Les collectivités, qui soulignent aussi « une baisse importante des ventes et des commandes » au sein du marché de l’automobile, « au moment même où celui-ci doit faire sa mutation vers de nouvelles formes d’énergie et de motorisation », se veulent toutefois rassurantes. « L’outil de production de GFT a été largement rénové [plus de 113 millions d’euros d’investissement] et il est aux derniers standards de la filière. »
« C’était écrit, c’est ça qui est terrible », selon Philipe Poutou
Comme un trait d’union entre les deux sites, et entre la lutte syndicale terminée chez FAI et celle qui démarre chez GFT, le syndicaliste et ex-candidat à la présidentielle Philippe Poutou avait fait le déplacement ce jeudi. « Je viens en tant que collègue, j’ai bossé pendant 25 ans juste à côté, et aussi en tant que militant syndicaliste », explique-t-il. Et lui a une vision radicalement différente de la situation que celle des élus.
« Ce qu’il se passe aujourd’hui à GFT, c’est la suite de ce qui s’est passé à FAI. C’était écrit, c’est ça qui est terrible. A peine Ford a-t-il terminé le boulot à côté, que ça démarre ici, ce n’est pas une surprise. Et le plus probable est que Getrag parte également d’ici quelque temps, il n’y a aucune raison de faire survivre un site dans une zone comme Bordeaux où il n’y a pas d’industrie automobile. »
« On veut le même plan social que chez FAI si jamais on doit fermer »
Malgré l’appel à la mobilisation des syndicats, seule une centaine de personnes avait fait le déplacement. « Il y a de la résignation, constate Philippe Poutou, et malheureusement la défaite qu’on a subie à côté après douze ans de lutte, malgré tout le bruit qu’on a fait, décourage certains. Ce qui est à craindre c’est qu’il n’y ait pas vraiment de lutte et qu’ils en soient juste à discuter des conditions financières du départ. »

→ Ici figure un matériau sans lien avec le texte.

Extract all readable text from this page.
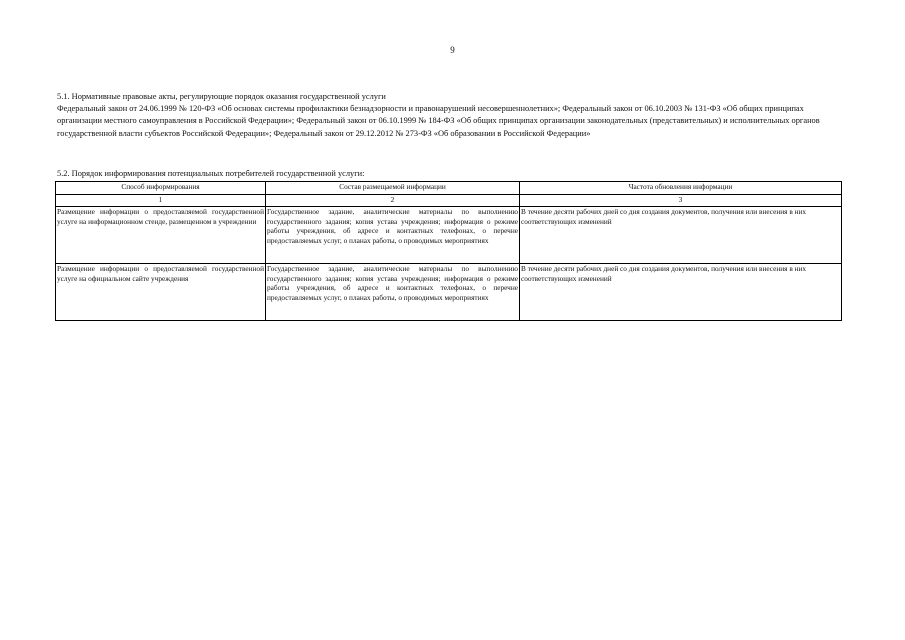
9

5.1. Нормативные правовые акты, регулирующие порядок оказания государственной услуги

Федеральный закон от 24.06.1999 № 120-ФЗ «Об основах системы профилактики безнадзорности и правонарушений несовершеннолетних»; Федеральный закон от 06.10.2003 № 131-ФЗ «Об общих принципах организации местного самоуправления в Российской Федерации»; Федеральный закон от 06.10.1999 № 184-ФЗ «Об общих принципах организации законодательных (представительных) и исполнительных органов государственной власти субъектов Российской Федерации»; Федеральный закон от 29.12.2012 № 273-ФЗ «Об образовании в Российской Федерации»

5.2. Порядок информирования потенциальных потребителей государственной услуги:
Способ информирования	Состав размещаемой информации	Частота обновления информации
1	2	3
Размещение информации о предоставляемой государственной услуге на информационном стенде, размещенном в учреждении	Государственное задание, аналитические материалы по выполнению государственного задания; копия устава учреждения; информация о режиме работы учреждения, об адресе и контактных телефонах, о перечне предоставляемых услуг, о планах работы, о проводимых мероприятиях	В течение десяти рабочих дней со дня создания документов, получения или внесения в них соответствующих изменений
Размещение информации о предоставляемой государственной услуге на официальном сайте учреждения	Государственное задание, аналитические материалы по выполнению государственного задания; копия устава учреждения; информация о режиме работы учреждения, об адресе и контактных телефонах, о перечне предоставляемых услуг, о планах работы, о проводимых мероприятиях	В течение десяти рабочих дней со дня создания документов, получения или внесения в них соответствующих изменений
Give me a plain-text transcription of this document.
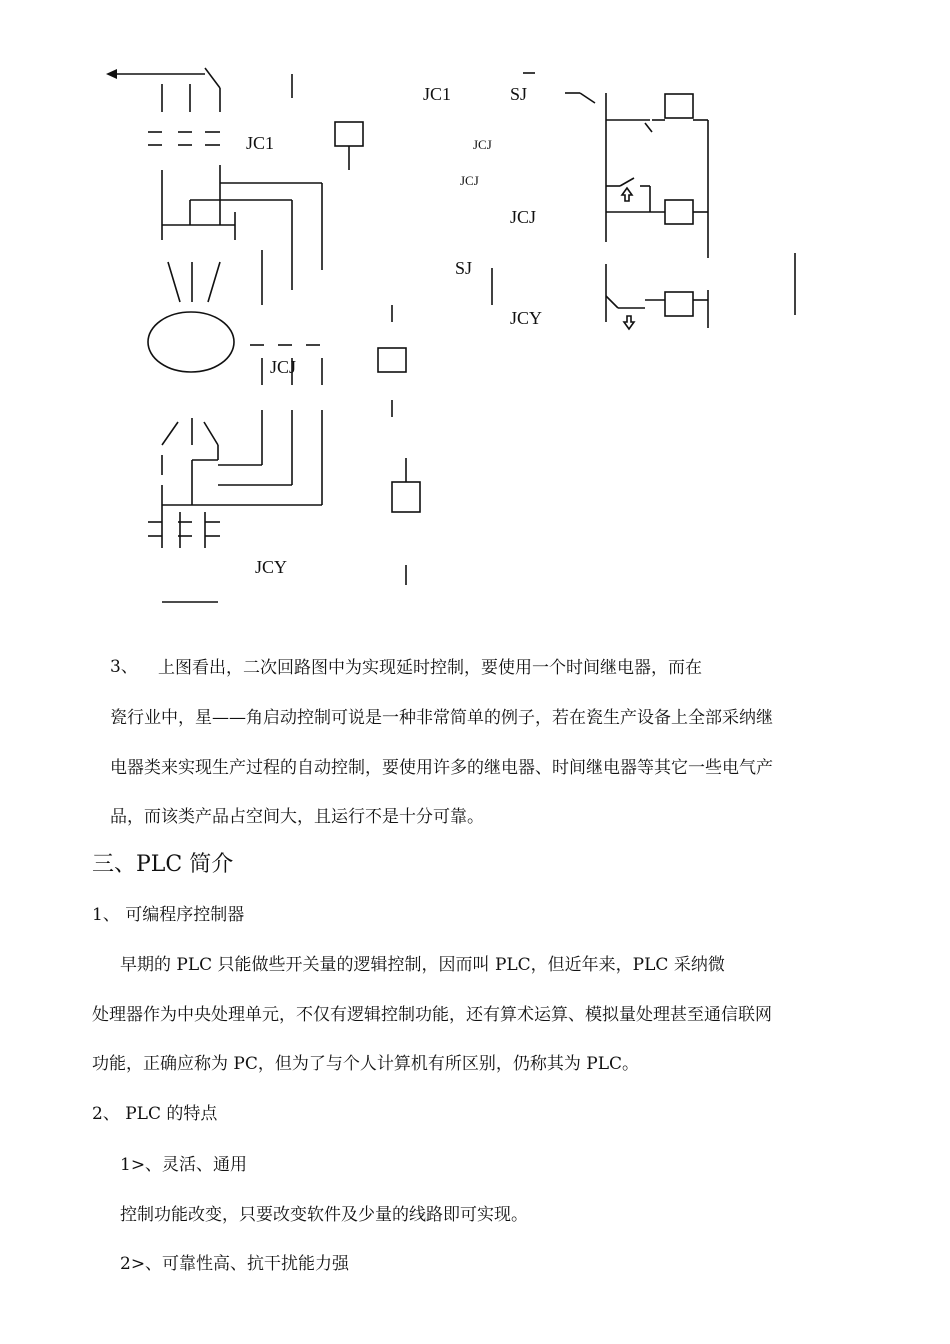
JC1
JCJ
JCY
JC1	SJ
JCJ
JCJ
JCJ
SJ
JCY
3、 上图看出，二次回路图中为实现延时控制，要使用一个时间继电器，而在
瓷行业中，星——角启动控制可说是一种非常简单的例子，若在瓷生产设备上全部采纳继
电器类来实现生产过程的自动控制，要使用许多的继电器、时间继电器等其它一些电气产
品，而该类产品占空间大，且运行不是十分可靠。
三、PLC 简介
1、 可编程序控制器
早期的 PLC 只能做些开关量的逻辑控制，因而叫 PLC，但近年来，PLC 采纳微
处理器作为中央处理单元，不仅有逻辑控制功能，还有算术运算、模拟量处理甚至通信联网
功能，正确应称为 PC，但为了与个人计算机有所区别，仍称其为 PLC。
2、 PLC 的特点
1>、灵活、通用
控制功能改变，只要改变软件及少量的线路即可实现。
2>、可靠性高、抗干扰能力强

Outre l’exigence « d’engagements de Ford sur des volumes de commande de longue durée pour pérenniser le site et les emplois », les syndicats réclament aussi au groupe industriel « qu’il dépose sur un compte séquestre 200 millions d’euros pour financer éventuellement un PSE et des départs en préretraite. » « On veut le même plan social que chez FAI si jamais on doit fermer », prévient un syndicaliste.